United Kingdom
Related: About this forumAmerica has just discovered the chip butty and Brits aren't happy
https://www.indy100.com/article/chip-butty-sandwich-britain-america-twitter-viral-fast-food-fries-funny-8294486
Oh so wrong but oh so right......
T_i_B
(14,800 posts)Fortunately for me, I'm a Wednesdayite so I get to eat nice food instead of greasy chip butties!
packman
(16,296 posts)but as the sole ingredient in a sandwich????? Then again, I am a Pittsburgh area guy and we had the Primanti brothers sandwich - fries, slaws and meat stacked up
House of Roberts
(5,686 posts)That finds me perplexed as to why?
T_i_B
(14,800 posts)Fills up your stomach and soaks up all the beer you've consumed on a night out.
muriel_volestrangler
(102,483 posts)You can eat chips a lot faster in a chip butty than with your fingers.
Denzil_DC
(7,942 posts)For a proper chip butty, the bread's got to be buttered well, slathered on, so it makes a sort of sauce and lubricates the starch on the way down. Add salt and maybe vinegar (ketchup if you're feeling fancy), and with decent chips (US fries, though UK crisps - US chips - work, too for a low-cal option), it can be a real treat (I haven't had one in years, but my tummy's rumbling now).

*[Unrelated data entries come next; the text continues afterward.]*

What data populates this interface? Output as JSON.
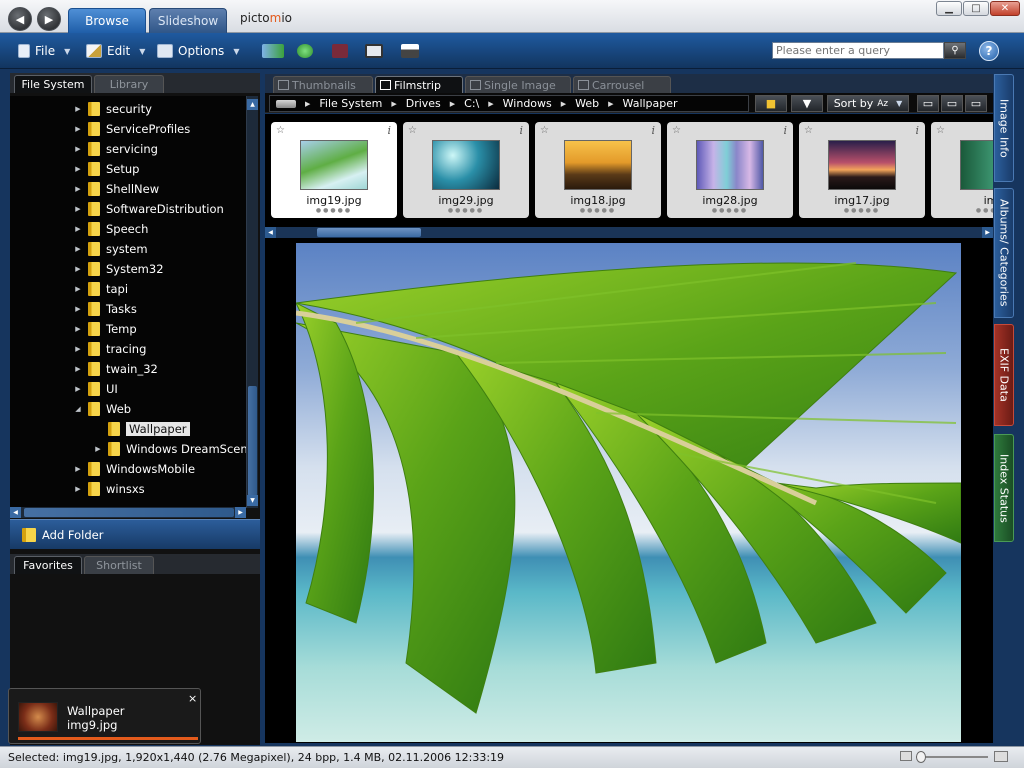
{
  "titlebar": {
    "tabs": [
      {
        "label": "Browse",
        "active": true
      },
      {
        "label": "Slideshow",
        "active": false
      }
    ],
    "logo": {
      "left": "picto",
      "mid": "m",
      "right": "io"
    }
  },
  "toolbar": {
    "file_label": "File",
    "edit_label": "Edit",
    "options_label": "Options",
    "search_placeholder": "Please enter a query",
    "help_label": "?"
  },
  "leftpanel": {
    "tabs": [
      {
        "label": "File System",
        "active": true
      },
      {
        "label": "Library",
        "active": false
      }
    ],
    "tree": [
      {
        "label": "security",
        "level": 0,
        "expander": "collapsed"
      },
      {
        "label": "ServiceProfiles",
        "level": 0,
        "expander": "collapsed"
      },
      {
        "label": "servicing",
        "level": 0,
        "expander": "collapsed"
      },
      {
        "label": "Setup",
        "level": 0,
        "expander": "collapsed"
      },
      {
        "label": "ShellNew",
        "level": 0,
        "expander": "collapsed"
      },
      {
        "label": "SoftwareDistribution",
        "level": 0,
        "expander": "collapsed"
      },
      {
        "label": "Speech",
        "level": 0,
        "expander": "collapsed"
      },
      {
        "label": "system",
        "level": 0,
        "expander": "collapsed"
      },
      {
        "label": "System32",
        "level": 0,
        "expander": "collapsed"
      },
      {
        "label": "tapi",
        "level": 0,
        "expander": "collapsed"
      },
      {
        "label": "Tasks",
        "level": 0,
        "expander": "collapsed"
      },
      {
        "label": "Temp",
        "level": 0,
        "expander": "collapsed"
      },
      {
        "label": "tracing",
        "level": 0,
        "expander": "collapsed"
      },
      {
        "label": "twain_32",
        "level": 0,
        "expander": "collapsed"
      },
      {
        "label": "UI",
        "level": 0,
        "expander": "collapsed"
      },
      {
        "label": "Web",
        "level": 0,
        "expander": "expanded"
      },
      {
        "label": "Wallpaper",
        "level": 1,
        "expander": "none",
        "selected": true
      },
      {
        "label": "Windows DreamScene",
        "level": 1,
        "expander": "collapsed"
      },
      {
        "label": "WindowsMobile",
        "level": 0,
        "expander": "collapsed"
      },
      {
        "label": "winsxs",
        "level": 0,
        "expander": "collapsed"
      }
    ],
    "add_folder_label": "Add Folder",
    "bottom_tabs": [
      {
        "label": "Favorites",
        "active": true
      },
      {
        "label": "Shortlist",
        "active": false
      }
    ]
  },
  "popup": {
    "title": "Wallpaper",
    "filename": "img9.jpg",
    "close": "×"
  },
  "viewtabs": [
    {
      "label": "Thumbnails",
      "active": false
    },
    {
      "label": "Filmstrip",
      "active": true
    },
    {
      "label": "Single Image",
      "active": false
    },
    {
      "label": "Carrousel",
      "active": false
    }
  ],
  "breadcrumb": [
    "File System",
    "Drives",
    "C:\\",
    "Windows",
    "Web",
    "Wallpaper"
  ],
  "sort": {
    "label": "Sort by",
    "order_icon": "Az"
  },
  "filmstrip": [
    {
      "name": "img19.jpg",
      "active": true
    },
    {
      "name": "img29.jpg",
      "active": false
    },
    {
      "name": "img18.jpg",
      "active": false
    },
    {
      "name": "img28.jpg",
      "active": false
    },
    {
      "name": "img17.jpg",
      "active": false
    },
    {
      "name": "img",
      "active": false
    }
  ],
  "sidetabs": [
    {
      "label": "Image Info"
    },
    {
      "label": "Albums/ Categories"
    },
    {
      "label": "EXIF Data"
    },
    {
      "label": "Index Status"
    }
  ],
  "status": {
    "text": "Selected: img19.jpg, 1,920x1,440 (2.76 Megapixel), 24 bpp, 1.4 MB, 02.11.2006 12:33:19"
  },
  "colors": {
    "accent": "#1f5ea8",
    "toolbar": "#12355f",
    "exif_tab": "#a33227",
    "index_tab": "#2e7a3c",
    "popup_bar": "#e45b1c"
  }
}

Used to occasionally get a takeaway lunch in Dumbarton quite a few years ago. This cafe on the high street had a queue of schoolkids out the door. Their specialty was a "hauf V 'n' chips" - half a well-fired Vienna loaf, split lengthways, buttered and filled with chips. By gum, it took some eating.
House of Roberts
(5,686 posts)That would at least add some protein.
left-of-center2012
(34,195 posts)A chip butty is a sandwich made with chips (i.e., French fried potatoes) on buttered white bread or a bread roll, often with an added condiment such as ketchup, brown sauce, mayonnaise, or malt vinegar.
The chip butty can be found in fish and chip shops and other casual dining establishments in the United Kingdom.
It is also less commonly known as a chip sandwich, chip batch, chip roll, chip muffin, piece and chips, chip piece, or chip sarnie.
One variation is the chip bap or chip barm, which uses a floury bap or barm cake instead of sliced white bread.
In the East Midlands a chip butty made with a bread roll is referred to as a chip cob.
A chip butty can be vegetarian if the chips are not fried in lard or dripping.
https://en.wikipedia.org/wiki/Chip_butty
T_i_B
(14,800 posts)Where I'm from they are breadcakes. To people in Derby & Nottingham they are cobs, in West Yorkshire they are teacakes (teacakes are something very different in my book), Southerners call them rolls, and they are also known in other parts of the country as barmcakes, baps, stotties and a number of other terms.
People will get on their high horses about this as well, so you can get people who insist that they are teacakes or rolls and get very annoyed by all the other regional terms for breadcakes!
muriel_volestrangler
(102,483 posts)marble falls
(62,063 posts)geardaddy
(25,346 posts)I'm actually partial to chips with mushy peas on top or a bacon butty.